One limitation of the current study is the lack of understanding of the specificities accounting for the broadly neutralizing activity seen within both our broad and elite neutralizers and also the host factors responsible for generating and maintaining such a response. Recent work done by Connors, Binley, and Stamatatos et al. found that although CD4-binding site antibodies are found in individuals with broadly neutralizing antibodies, cross-neutralization activity and epitope specificity in many of their volunteers could not be mapped to currently known neutralization epitopes. In addition, time since infection and the presence of low to moderate viremia have been suggested as strong clinical predictors for the development of broadly neutralizing antibodies(1
). Examination of each of these findings in order to identify possible new mechanisms and epitopes that are responsible for the production of broadly neutralizing activity primarily in elite neutralizers is currently under way with our study population.
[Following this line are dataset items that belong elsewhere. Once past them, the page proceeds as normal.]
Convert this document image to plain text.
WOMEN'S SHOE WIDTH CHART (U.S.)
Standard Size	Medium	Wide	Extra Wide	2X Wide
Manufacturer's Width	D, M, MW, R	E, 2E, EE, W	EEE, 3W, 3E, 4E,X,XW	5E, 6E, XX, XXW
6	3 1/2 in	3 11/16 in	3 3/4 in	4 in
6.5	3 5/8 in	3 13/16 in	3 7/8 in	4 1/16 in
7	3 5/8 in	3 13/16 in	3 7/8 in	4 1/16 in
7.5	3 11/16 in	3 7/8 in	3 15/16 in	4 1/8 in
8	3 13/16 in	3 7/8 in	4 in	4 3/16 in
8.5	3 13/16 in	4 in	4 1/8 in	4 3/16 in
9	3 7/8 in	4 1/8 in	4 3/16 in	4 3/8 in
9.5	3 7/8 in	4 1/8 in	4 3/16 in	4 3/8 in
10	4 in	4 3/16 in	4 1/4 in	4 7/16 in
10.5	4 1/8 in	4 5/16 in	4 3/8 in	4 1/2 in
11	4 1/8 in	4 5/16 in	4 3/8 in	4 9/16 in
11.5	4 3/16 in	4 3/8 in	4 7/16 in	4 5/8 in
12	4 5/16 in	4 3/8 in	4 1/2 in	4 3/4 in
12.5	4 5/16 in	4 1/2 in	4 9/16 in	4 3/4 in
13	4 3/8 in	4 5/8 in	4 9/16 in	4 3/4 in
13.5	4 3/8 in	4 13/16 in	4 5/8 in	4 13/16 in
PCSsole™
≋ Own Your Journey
In summary, this study represents the establishment of a high-throughput screening method for the identification of elite neutralizers and is the first study to date to identify elite neutralizers representative of diverse HIV-1 clade regions. Identification of the specificities responsible for the broad and potent neutralization activity seen in these elite neutralizers may provide new insight and guidance for rational HIV-1 vaccine design.